Je ne savais plus quoi dire. Il avait réponse à tout. Ce qu’il disait était logique, mais en même temps... non, je ne pouvais pas accepter qu’il s’en prenne aussi violemment à ce pauvre gosse, qui, en plus, n’avait personne d’autre que lui. Yûji le regardait avec tellement d’admiration...

— Vraiment là... j’ai pas les mots, Hide ! sifflai-je, folle de colère.

— Alors, tais-toi, ça vaudra mieux, osa-t-il lâcher en tapotant sur son cendrier.

Je me rapprochai et agrippai le bureau, à en enfoncer mes doigts dans le bois.

— Non, je ne vais pas me taire, grondai-je. Tu le sais ! Personne n’ose te tenir tête, mais moi, je considère que c’est mon devoir de te dire quand tu déconnes. Et là, t’as déconné !

Hide me regarda en silence, l’air renfrogné. Ses yeux, avec la lumière, avaient pris cette couleur ambrée que je ne lui voyais que dans des circonstances très spéciales... en général, dans l’intimité de notre chambre.

— On en reparlera ce soir, finit-il par dire. Là, c’est pas trop le moment. Y a ceux du Kikuchi-gumi qui doivent venir... leur boss veut une « réparation ».

— C’est à lui que tu devrais mettre ton poing dans la gueule, crachai-je. Pas à ce pauvre Yûji.
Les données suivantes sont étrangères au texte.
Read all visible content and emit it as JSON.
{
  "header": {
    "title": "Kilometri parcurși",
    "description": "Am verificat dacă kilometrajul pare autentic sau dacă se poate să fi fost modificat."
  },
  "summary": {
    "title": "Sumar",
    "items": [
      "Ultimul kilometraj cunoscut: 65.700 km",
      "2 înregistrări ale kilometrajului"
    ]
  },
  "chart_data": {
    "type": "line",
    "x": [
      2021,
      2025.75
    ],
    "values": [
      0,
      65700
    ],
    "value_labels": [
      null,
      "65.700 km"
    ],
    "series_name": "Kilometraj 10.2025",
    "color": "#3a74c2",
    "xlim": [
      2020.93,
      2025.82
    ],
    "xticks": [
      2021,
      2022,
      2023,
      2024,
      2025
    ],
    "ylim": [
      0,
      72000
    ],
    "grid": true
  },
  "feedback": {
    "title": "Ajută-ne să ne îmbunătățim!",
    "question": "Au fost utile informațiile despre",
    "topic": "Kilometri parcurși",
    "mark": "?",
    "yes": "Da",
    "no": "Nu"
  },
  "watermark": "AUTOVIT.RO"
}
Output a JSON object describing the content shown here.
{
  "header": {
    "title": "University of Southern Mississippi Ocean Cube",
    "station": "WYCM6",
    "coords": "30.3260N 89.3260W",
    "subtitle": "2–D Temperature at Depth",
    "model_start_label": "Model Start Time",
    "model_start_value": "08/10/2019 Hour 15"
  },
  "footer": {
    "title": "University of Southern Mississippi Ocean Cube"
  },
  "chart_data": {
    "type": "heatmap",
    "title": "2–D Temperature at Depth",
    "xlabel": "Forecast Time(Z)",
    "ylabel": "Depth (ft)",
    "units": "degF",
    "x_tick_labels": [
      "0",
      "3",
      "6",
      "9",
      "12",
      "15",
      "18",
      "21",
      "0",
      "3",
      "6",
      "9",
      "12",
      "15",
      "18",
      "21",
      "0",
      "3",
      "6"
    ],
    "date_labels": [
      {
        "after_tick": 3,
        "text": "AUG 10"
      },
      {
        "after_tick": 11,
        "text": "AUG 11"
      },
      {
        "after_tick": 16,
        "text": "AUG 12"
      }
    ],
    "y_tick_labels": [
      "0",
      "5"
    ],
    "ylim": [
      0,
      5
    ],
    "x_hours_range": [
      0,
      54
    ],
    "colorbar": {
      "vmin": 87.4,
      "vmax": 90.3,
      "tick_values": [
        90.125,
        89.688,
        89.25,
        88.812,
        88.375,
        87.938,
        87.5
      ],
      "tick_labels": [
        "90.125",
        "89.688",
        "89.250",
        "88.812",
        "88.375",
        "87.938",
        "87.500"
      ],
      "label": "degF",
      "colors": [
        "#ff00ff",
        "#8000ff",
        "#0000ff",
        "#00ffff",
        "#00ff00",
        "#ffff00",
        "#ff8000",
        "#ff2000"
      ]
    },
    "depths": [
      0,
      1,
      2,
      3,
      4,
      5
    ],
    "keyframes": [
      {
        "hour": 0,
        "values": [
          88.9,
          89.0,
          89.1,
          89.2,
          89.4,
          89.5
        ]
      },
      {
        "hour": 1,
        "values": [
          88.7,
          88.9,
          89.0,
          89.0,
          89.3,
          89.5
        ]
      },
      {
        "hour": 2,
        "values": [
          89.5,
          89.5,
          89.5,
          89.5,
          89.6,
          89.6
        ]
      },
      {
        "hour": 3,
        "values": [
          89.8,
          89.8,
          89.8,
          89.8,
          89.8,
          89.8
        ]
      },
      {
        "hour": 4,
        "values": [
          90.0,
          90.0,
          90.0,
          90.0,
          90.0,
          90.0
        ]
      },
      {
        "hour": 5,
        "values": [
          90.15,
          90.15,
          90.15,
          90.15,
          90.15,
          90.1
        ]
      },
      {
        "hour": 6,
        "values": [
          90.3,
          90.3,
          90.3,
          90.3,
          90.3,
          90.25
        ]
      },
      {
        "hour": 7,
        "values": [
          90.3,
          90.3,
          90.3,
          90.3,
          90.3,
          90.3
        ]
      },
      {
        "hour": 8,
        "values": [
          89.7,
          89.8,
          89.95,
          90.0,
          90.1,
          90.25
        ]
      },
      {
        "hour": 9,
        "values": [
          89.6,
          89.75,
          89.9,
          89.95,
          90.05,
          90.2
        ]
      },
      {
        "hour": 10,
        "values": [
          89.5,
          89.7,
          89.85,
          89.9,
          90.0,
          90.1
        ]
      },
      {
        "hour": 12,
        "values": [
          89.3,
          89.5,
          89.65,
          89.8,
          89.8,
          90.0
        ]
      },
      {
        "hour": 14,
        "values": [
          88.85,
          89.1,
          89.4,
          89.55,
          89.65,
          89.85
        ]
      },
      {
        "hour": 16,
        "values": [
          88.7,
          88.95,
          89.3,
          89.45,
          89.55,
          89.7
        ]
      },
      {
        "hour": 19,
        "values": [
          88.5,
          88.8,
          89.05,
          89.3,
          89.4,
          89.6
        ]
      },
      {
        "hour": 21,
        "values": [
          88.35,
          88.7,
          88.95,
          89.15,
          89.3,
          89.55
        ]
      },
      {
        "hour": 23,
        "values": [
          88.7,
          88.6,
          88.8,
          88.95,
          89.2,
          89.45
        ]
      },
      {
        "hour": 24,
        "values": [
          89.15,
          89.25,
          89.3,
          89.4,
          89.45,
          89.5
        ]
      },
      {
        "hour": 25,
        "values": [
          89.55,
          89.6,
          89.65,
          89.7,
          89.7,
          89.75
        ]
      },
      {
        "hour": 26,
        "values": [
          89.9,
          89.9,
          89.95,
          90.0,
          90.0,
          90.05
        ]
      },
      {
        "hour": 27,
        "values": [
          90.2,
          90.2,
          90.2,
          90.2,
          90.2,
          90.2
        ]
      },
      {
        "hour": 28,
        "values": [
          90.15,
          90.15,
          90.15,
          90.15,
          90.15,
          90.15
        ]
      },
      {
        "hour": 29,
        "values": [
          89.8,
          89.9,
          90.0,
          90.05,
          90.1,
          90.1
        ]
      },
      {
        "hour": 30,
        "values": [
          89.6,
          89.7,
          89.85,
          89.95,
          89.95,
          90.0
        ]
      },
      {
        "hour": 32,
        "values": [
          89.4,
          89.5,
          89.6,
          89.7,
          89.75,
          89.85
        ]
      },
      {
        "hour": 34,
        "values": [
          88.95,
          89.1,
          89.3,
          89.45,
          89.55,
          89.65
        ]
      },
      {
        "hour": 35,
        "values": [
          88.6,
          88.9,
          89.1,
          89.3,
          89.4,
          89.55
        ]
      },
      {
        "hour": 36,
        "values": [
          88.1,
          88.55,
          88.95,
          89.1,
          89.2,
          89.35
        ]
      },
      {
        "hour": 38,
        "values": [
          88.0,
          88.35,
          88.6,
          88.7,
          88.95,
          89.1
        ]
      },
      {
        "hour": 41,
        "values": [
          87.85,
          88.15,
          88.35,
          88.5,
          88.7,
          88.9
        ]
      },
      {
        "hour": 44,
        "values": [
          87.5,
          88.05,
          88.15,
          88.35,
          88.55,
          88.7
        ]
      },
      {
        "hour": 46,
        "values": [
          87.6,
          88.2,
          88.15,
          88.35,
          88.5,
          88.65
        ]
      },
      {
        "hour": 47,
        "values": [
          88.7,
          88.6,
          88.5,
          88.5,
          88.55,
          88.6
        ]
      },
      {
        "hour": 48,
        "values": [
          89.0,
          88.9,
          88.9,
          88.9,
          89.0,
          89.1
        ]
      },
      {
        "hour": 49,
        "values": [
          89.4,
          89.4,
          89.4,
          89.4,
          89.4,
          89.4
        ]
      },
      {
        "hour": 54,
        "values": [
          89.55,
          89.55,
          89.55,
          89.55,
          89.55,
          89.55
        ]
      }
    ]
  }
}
— C’est pas comme ça que ça marche...

— Eh bien impose ta manière de faire, si tu es si fort. Yûji n’a pas à servir de bouc émissaire ! Et la discussion, je compte bien l’avoir ce soir, oui. T’as intérêt à rentrer à l’heure ! Parce qu’il faudra aussi parler de Noa et de ce banquet dégueulasse.

Hide lâcha mon regard.

— Compris, soupira-t-il en écrasant sa clope. On se voit ce soir, donc. Je ramène le dîner...

Sa voix s’était faite plus suave, moins froide. Il était déjà dans l’attitude de réconciliation.

Mais pas moi.

— Et appelle un médecin pour ce pauvre Yûji, ordonnai-je. Pas votre charlatan rebouteur de yakuzas : un vrai médecin. Ok ?

— Ok.

— Bon.

Je tendis la main, repris mon sac et la tarte. Hide la regarda partir d’un air déçu : il adorait ça.

— T’en auras ce soir si tu rentres à l’heure, lui dis-je. Si c’est après huit heures, ce n’est même pas la peine de revenir : j’aurai cassé la clé dans la serrure, et me serai tirée en boîte avec Sao.

Wakatta, wakatta, répéta Hide avec un nouveau soupir.

Je lui jetai un dernier regard assassin, et sortis en claquant la porte.